The Metrics tab shows a curated set of graphs. You can also export the underlying vLLM and SGLang metrics, along with a few that aren’t graphed in the dashboard, to your own observability stack through the metrics export endpoint. See vLLM and SGLang metrics for the labels Baseten adds.

Async queue metrics

  • Time in Async Queue: Time spent in the async queue before execution (p50, p90, p95, p99).
  • Async Queue Size: Number of queued async requests.
  • Webhook requests: Number of async webhook delivery requests sent.
  • Webhook latency: Latency of async webhook delivery requests (p50, p90, p95, p99).

Considerations:

  • Large queue size indicates requests are queued faster than they are processed.
  • To improve async throughput, increase the max replicas or adjust autoscaling concurrency.
  • Async Queue Size is a point-in-time gauge, like concurrent requests. When requests spend little time queued, most samples catch an empty queue and it reads 0 even under steady load.
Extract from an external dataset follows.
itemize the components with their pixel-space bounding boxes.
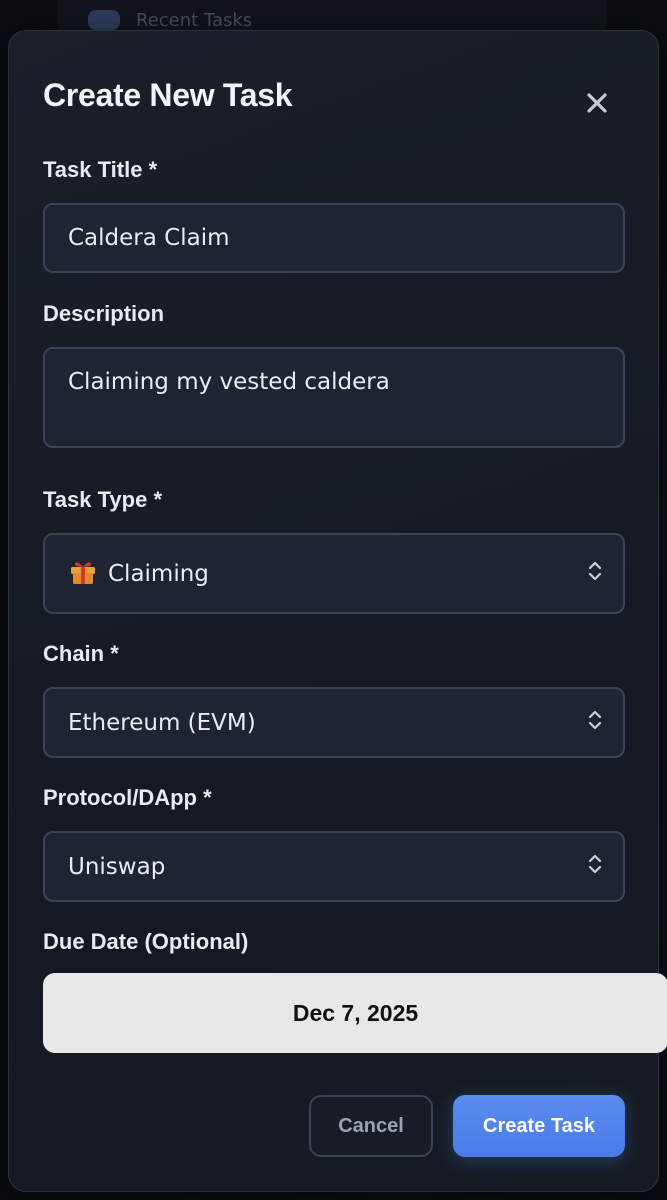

Using metrics for autoscaling

Use these metrics to diagnose autoscaling behavior and tune your settings.

Key metrics to watch

MetricWhat it tells you
Concurrent requestsShows total demand (queued + active). This is the signal driving autoscaling.
Replicas (active vs starting)Shows scaling activity. Large gaps indicate cold start delays.
Inference volumeShows traffic patterns. Use to identify if you have noisy, bursty, or steady traffic.
Response time (p95, p99)Shows if scaling is keeping up. Spikes aligned with replica changes indicate thrash.
Async queue sizeShows backpressure. Growing queue means you need more capacity.

Diagnosing autoscaling issues

You see…Likely causeFix
Latency spikes aligned with replica count changesOscillation (thrash)Increase scale-down delay
Replicas at max, latency still degradingInsufficient capacityIncrease max replicas or concurrency target
Large gap between active and starting replicasCold start delaysIncrease min replicas, check image optimization
Traffic high but replicas staying lowConcurrency target too highLower concurrency target or target utilization
Replicas scaling down too quicklyScale-down delay too shortIncrease scale-down delay
For solutions to common autoscaling problems, see Autoscaling troubleshooting.